Brewer was licensed in Kentucky, the only state that doesn’t require CDL applicants to list their accident history. Idaho includes such data in a separate pre-hiring report that carriers can request. So Cool Runnings Express had met its legal obligations in hiring the 39-year-old Brewer, who has been charged with six counts of vehicular homicide, four counts of reckless aggravated assault, driving under the influence of narcotics, speeding and making false reports about his duty status.
NTSB staff encouraged FMCSA to prod carriers to use a pre-employment screening process and hair testing for controlled substances that could have uncovered Brewer’s full driving record. Only about 1% of fleets use PSP today. Sumwalt noted that the FMCSA ignored a pair of NTSB recommendations from 2012 that would have prompted carriers to consider prospective drivers’ records going back a decade.

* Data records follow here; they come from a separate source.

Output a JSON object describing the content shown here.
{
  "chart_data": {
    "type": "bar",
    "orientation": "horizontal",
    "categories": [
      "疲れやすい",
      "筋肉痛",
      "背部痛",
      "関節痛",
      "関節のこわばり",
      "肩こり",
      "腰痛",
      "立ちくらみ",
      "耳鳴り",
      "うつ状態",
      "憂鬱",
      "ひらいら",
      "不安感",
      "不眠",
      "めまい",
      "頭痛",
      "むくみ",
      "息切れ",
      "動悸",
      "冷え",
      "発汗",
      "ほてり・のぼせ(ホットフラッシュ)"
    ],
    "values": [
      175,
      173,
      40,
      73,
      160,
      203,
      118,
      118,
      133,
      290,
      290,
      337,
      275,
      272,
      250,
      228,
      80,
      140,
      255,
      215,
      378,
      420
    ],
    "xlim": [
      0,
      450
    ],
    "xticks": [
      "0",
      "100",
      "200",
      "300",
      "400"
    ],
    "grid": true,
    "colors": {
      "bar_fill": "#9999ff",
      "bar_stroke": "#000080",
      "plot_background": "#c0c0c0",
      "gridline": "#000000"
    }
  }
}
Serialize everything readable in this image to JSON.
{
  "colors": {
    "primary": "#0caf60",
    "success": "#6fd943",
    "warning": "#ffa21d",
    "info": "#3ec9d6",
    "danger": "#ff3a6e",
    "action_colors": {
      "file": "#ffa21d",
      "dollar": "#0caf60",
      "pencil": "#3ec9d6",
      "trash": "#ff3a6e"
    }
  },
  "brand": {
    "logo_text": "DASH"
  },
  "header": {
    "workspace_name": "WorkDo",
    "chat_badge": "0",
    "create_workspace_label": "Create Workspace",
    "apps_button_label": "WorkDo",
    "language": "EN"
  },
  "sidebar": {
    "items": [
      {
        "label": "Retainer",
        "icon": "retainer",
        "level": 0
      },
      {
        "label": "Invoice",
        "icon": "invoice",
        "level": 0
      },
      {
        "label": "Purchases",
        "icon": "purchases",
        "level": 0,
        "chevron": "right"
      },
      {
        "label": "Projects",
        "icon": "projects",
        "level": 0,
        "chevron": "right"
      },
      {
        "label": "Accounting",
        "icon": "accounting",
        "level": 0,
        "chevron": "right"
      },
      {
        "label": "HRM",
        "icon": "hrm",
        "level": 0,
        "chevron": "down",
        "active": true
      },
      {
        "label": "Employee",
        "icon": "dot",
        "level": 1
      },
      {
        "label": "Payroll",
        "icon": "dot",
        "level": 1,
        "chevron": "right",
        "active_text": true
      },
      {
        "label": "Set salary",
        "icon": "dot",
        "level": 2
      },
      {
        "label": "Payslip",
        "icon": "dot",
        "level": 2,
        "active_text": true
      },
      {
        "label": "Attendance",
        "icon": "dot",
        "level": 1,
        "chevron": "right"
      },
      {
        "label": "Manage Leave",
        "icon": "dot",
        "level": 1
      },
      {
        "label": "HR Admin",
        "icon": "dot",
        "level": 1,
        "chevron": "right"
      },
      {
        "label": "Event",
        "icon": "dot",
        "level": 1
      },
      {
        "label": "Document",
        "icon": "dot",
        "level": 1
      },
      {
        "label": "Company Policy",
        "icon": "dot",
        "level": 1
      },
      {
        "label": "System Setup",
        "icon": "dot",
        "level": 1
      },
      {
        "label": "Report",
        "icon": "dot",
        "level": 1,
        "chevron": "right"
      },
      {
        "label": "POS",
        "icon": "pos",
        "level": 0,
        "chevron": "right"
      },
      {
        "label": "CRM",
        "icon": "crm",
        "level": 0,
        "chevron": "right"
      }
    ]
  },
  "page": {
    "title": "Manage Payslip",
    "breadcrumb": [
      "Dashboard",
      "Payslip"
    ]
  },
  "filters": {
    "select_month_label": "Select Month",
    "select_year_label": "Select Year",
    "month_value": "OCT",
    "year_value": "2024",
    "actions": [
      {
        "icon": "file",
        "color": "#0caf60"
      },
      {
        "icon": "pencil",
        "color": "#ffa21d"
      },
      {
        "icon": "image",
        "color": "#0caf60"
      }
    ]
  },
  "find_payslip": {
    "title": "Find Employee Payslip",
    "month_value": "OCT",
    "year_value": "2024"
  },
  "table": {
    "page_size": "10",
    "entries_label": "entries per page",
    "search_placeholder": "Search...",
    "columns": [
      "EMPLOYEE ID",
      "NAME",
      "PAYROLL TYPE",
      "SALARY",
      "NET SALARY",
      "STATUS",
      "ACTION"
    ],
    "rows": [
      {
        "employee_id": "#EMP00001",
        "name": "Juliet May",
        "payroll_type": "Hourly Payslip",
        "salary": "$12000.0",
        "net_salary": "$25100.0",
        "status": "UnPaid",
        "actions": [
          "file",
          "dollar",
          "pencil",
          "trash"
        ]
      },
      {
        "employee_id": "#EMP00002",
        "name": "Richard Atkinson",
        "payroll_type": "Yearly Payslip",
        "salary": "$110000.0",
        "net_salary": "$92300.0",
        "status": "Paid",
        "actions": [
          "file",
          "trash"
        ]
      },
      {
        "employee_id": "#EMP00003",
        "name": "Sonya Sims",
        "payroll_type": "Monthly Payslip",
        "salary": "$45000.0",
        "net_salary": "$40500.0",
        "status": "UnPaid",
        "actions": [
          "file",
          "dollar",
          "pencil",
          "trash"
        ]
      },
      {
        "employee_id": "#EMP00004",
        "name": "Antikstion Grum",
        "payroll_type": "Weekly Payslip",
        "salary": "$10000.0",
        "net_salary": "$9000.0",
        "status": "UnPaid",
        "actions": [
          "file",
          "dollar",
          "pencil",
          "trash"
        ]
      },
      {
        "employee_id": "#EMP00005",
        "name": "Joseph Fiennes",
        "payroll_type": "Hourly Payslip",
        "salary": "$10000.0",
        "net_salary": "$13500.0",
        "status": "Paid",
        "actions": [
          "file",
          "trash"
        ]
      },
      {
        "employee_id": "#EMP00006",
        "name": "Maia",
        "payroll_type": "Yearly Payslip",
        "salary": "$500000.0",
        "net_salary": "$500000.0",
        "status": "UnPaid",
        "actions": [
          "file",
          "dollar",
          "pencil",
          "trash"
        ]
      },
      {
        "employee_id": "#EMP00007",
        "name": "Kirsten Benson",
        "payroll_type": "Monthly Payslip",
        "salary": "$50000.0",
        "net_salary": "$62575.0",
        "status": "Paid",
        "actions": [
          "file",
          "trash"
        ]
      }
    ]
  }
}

“Fatigue and impairment lead to so many tragic outcomes,” NTSB Chairman Christopher Hart said.
“The saddest thing about this is this is not a new issue,” said Vice Chairman Bella Dinh-Zarr, who blamed FMCSA for “stalling” its rulemakings.
While the NTSB lamented the lack of rumble strips in the work zone, it said that Tennessee officials had "immensely exceeded” the required visual warnings.